戸塚章介 (元東京都労働委員会労働者委員)浅田次郎「活動写真の女」「天切り松闇がたり」11/09/17

[明日へのうた]より転載

 いずれも集英社文庫。「天切り松・・・」の方は「闇の花道」「残侠」「初湯千両」「昭和侠盗伝」の4巻に分かれている。例の電車図書館で読むには最適の小説だった。

 まず「活動写真の女」だが、物語の舞台は70年前後の京都。「学園(大学)紛争」華やかなりし頃の話。主人公が撮影所のアルバイトに行く。そこへ35年前に首吊り自殺した大部屋女優が現れて・・・。ストーリーの面白さはもちろんだが、おれが興味をもったのは、映画産業が衰退し撮影所がテレビに乗っ取られていくところ。それを浅田次郎がどんな目で見ていたのか。

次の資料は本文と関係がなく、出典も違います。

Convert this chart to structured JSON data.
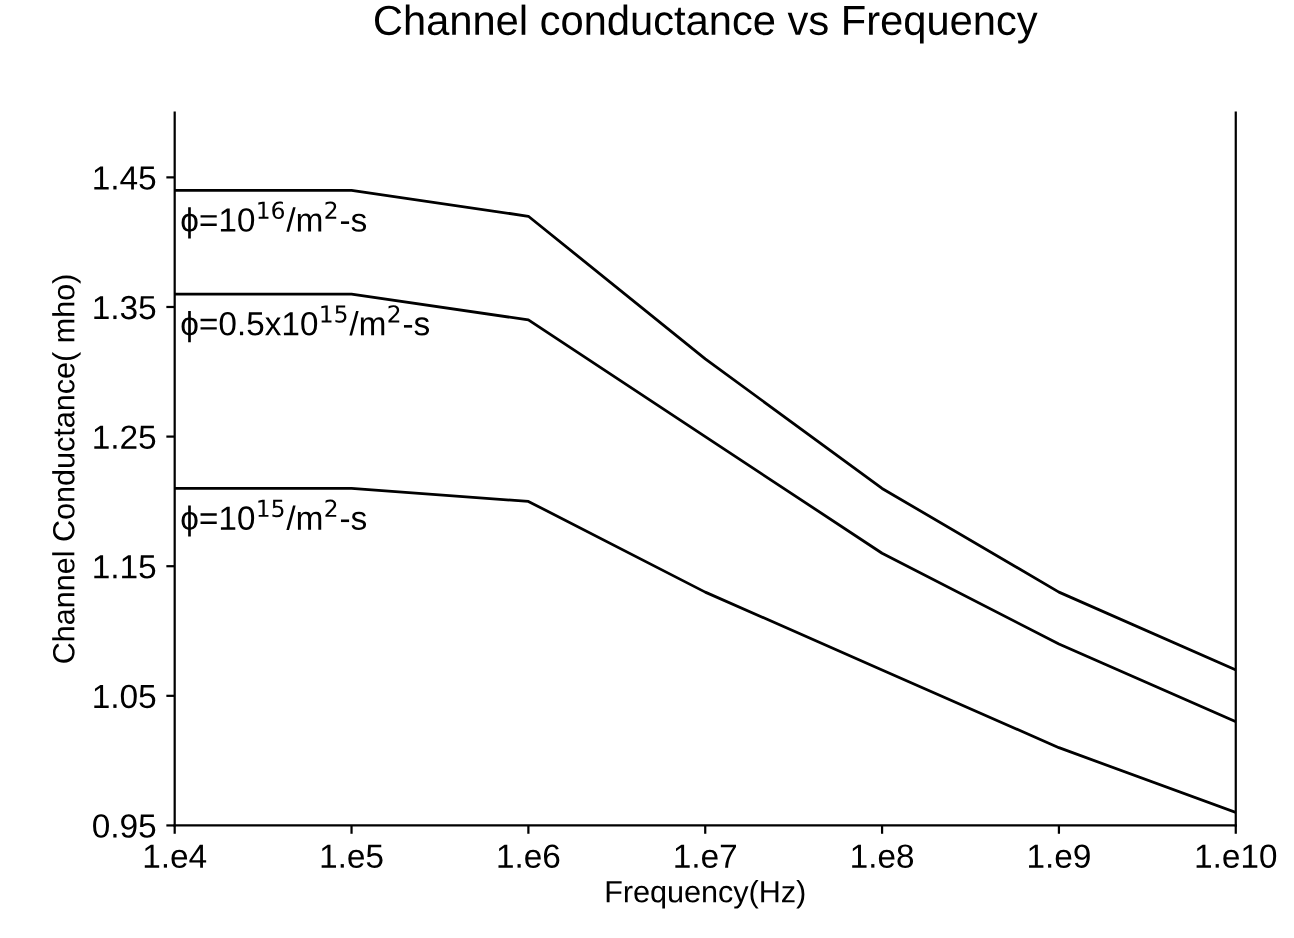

 撮影所が経営難になってアルバイトたちにも「自宅待機」命令が出る。アルバイト学生たちは深刻な表情で話し合う。「組合がごたごたするからあかんのや。早うからテレビに下駄をあずけて降参すれば、こないなことにならへんかったのとちゃうか」――これが「反合闘争」への世間的な反応なんだろうか。

 「天切り松・・・」の主舞台は関東大震災直前の東京。世に言う「大正ロマン」花盛りの時代だ。浅田次郎は天切り松こと松蔵の口を借りて胸のすく啖呵を吐かせる。「軍人が幅を利かせて、あれもなんねえ、これもなんねえって、世間を真っ黒に塗り潰したのア、支那との戦がおっ始まった昭和12年からこっちのこった。震災前のあのころア、言わずと知れた軍縮の時代で、世は大正ロマンのまっ盛り・・・」(そういえばおれの誕生は昭和12年だ)

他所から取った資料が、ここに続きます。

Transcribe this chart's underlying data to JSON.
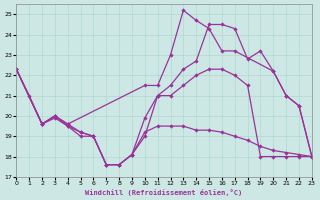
{
  "xlabel": "Windchill (Refroidissement éolien,°C)",
  "xlim": [
    0,
    23
  ],
  "ylim": [
    17,
    25.5
  ],
  "yticks": [
    17,
    18,
    19,
    20,
    21,
    22,
    23,
    24,
    25
  ],
  "xticks": [
    0,
    1,
    2,
    3,
    4,
    5,
    6,
    7,
    8,
    9,
    10,
    11,
    12,
    13,
    14,
    15,
    16,
    17,
    18,
    19,
    20,
    21,
    22,
    23
  ],
  "background_color": "#cde8e4",
  "grid_color": "#b0d8d0",
  "line_color": "#993399",
  "lines": [
    {
      "x": [
        0,
        1,
        2,
        3,
        4,
        10,
        11,
        12,
        13,
        14,
        15,
        16,
        17,
        20,
        21,
        22,
        23
      ],
      "y": [
        22.3,
        21.0,
        19.6,
        20.0,
        19.6,
        21.5,
        21.5,
        23.0,
        25.2,
        24.7,
        24.3,
        23.2,
        23.2,
        22.2,
        21.0,
        20.5,
        18.0
      ]
    },
    {
      "x": [
        0,
        2,
        3,
        4,
        5,
        6,
        7,
        8,
        9,
        10,
        11,
        12,
        13,
        14,
        15,
        16,
        17,
        18,
        19,
        20,
        21,
        22,
        23
      ],
      "y": [
        22.3,
        19.6,
        20.0,
        19.6,
        19.2,
        19.0,
        17.6,
        17.6,
        18.1,
        19.0,
        21.0,
        21.5,
        22.3,
        22.7,
        24.5,
        24.5,
        24.3,
        22.8,
        23.2,
        22.2,
        21.0,
        20.5,
        18.0
      ]
    },
    {
      "x": [
        0,
        2,
        3,
        4,
        5,
        6,
        7,
        8,
        9,
        10,
        11,
        12,
        13,
        14,
        15,
        16,
        17,
        18,
        19,
        20,
        21,
        22,
        23
      ],
      "y": [
        22.3,
        19.6,
        20.0,
        19.5,
        19.2,
        19.0,
        17.6,
        17.6,
        18.1,
        19.9,
        21.0,
        21.0,
        21.5,
        22.0,
        22.3,
        22.3,
        22.0,
        21.5,
        18.0,
        18.0,
        18.0,
        18.0,
        18.0
      ]
    },
    {
      "x": [
        0,
        2,
        3,
        4,
        5,
        6,
        7,
        8,
        9,
        10,
        11,
        12,
        13,
        14,
        15,
        16,
        17,
        18,
        19,
        20,
        21,
        22,
        23
      ],
      "y": [
        22.3,
        19.6,
        19.9,
        19.5,
        19.0,
        19.0,
        17.6,
        17.6,
        18.1,
        19.2,
        19.5,
        19.5,
        19.5,
        19.3,
        19.3,
        19.2,
        19.0,
        18.8,
        18.5,
        18.3,
        18.2,
        18.1,
        18.0
      ]
    }
  ]
}
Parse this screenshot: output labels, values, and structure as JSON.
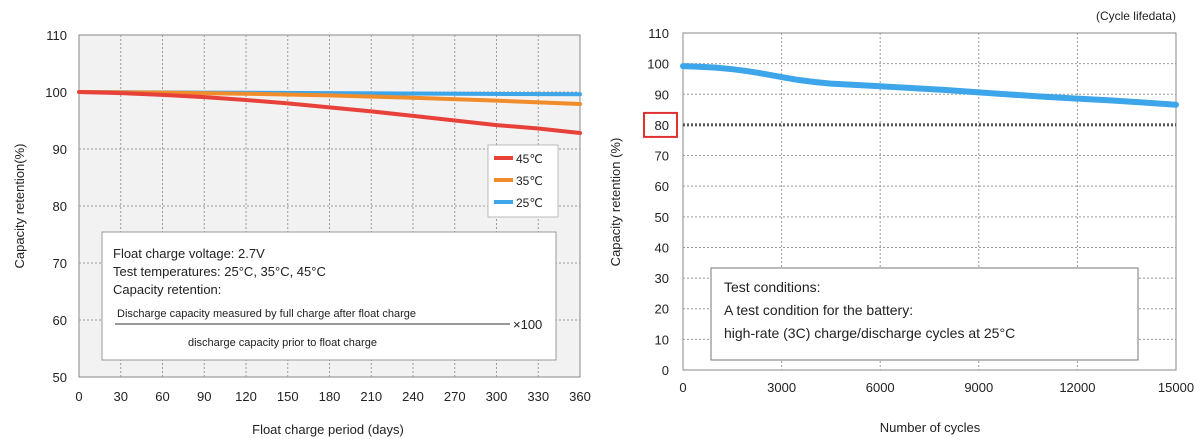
{
  "chart_data": [
    {
      "type": "line",
      "xlabel": "Float charge period (days)",
      "ylabel": "Capacity retention(%)",
      "xlim": [
        0,
        360
      ],
      "ylim": [
        50,
        110
      ],
      "xticks": [
        0,
        30,
        60,
        90,
        120,
        150,
        180,
        210,
        240,
        270,
        300,
        330,
        360
      ],
      "yticks": [
        50,
        60,
        70,
        80,
        90,
        100,
        110
      ],
      "grid": true,
      "background": "#f2f2f2",
      "legend_position": "right",
      "series": [
        {
          "name": "45℃",
          "color": "#e8413a",
          "x": [
            0,
            30,
            60,
            90,
            120,
            150,
            180,
            210,
            240,
            270,
            300,
            330,
            360
          ],
          "y": [
            100,
            99.8,
            99.5,
            99.1,
            98.6,
            98.0,
            97.3,
            96.6,
            95.8,
            95.0,
            94.2,
            93.6,
            92.8
          ]
        },
        {
          "name": "35℃",
          "color": "#f08c2a",
          "x": [
            0,
            60,
            120,
            180,
            240,
            300,
            360
          ],
          "y": [
            100,
            99.9,
            99.7,
            99.4,
            99.0,
            98.5,
            97.9
          ]
        },
        {
          "name": "25℃",
          "color": "#3da5ea",
          "x": [
            0,
            90,
            180,
            270,
            360
          ],
          "y": [
            100,
            99.9,
            99.8,
            99.7,
            99.6
          ]
        }
      ],
      "annotation": {
        "line1": "Float charge voltage: 2.7V",
        "line2": "Test temperatures: 25°C, 35°C, 45°C",
        "line3": "Capacity retention:",
        "numerator": "Discharge capacity measured by full charge after float charge",
        "denominator": "discharge capacity prior to float charge",
        "multiplier": "×100"
      }
    },
    {
      "type": "line",
      "title": "(Cycle lifedata)",
      "xlabel": "Number of cycles",
      "ylabel": "Capacity retention (%)",
      "xlim": [
        0,
        15000
      ],
      "ylim": [
        0,
        110
      ],
      "xticks": [
        0,
        3000,
        6000,
        9000,
        12000,
        15000
      ],
      "yticks": [
        0,
        10,
        20,
        30,
        40,
        50,
        60,
        70,
        80,
        90,
        100,
        110
      ],
      "grid": true,
      "background": "#ffffff",
      "highlight_tick": 80,
      "highlight_color": "#e03030",
      "series": [
        {
          "color": "#3da5ea",
          "x": [
            0,
            500,
            1000,
            1500,
            2000,
            2500,
            3000,
            3500,
            4000,
            4500,
            5000,
            6000,
            7000,
            8000,
            9000,
            10000,
            11000,
            12000,
            13000,
            14000,
            15000
          ],
          "y": [
            99.2,
            99.0,
            98.7,
            98.2,
            97.5,
            96.6,
            95.6,
            94.7,
            94.0,
            93.5,
            93.2,
            92.6,
            92.0,
            91.4,
            90.6,
            89.9,
            89.2,
            88.6,
            88.0,
            87.3,
            86.6
          ]
        }
      ],
      "reference_line": {
        "y": 80,
        "color": "#555555",
        "style": "dotted"
      },
      "annotation": {
        "line1": "Test conditions:",
        "line2": "A test condition for the battery:",
        "line3": "high-rate (3C) charge/discharge cycles at 25°C"
      }
    }
  ]
}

 振り返ってみよう。1920年(大正9年)労働者のストライキ、小作争議多発、5月、上野公園で第1回メーデー。21年7月、三菱造船所で3万人のスト。22年7月、日本共産党結成・・・。

 松蔵の言うように、おれなんかも「戦前の社会は軍国主義に塗り潰され、すべて暗黒の時代だった」と決めつけがちだ。ところがよく考えてみると、「大正ロマン」というか「大正リベラリズム」というか、そんな「自由」を謳歌した時代があったのだ。日本の将来に、自由・平等・個人の尊重といった理想を描こうとした人々がいたのだ。その中心にいたのが労働組合だったような気がする。

 19日に「さよなら原発」集会が明治公園で開かれる。おれも参加するつもりだ。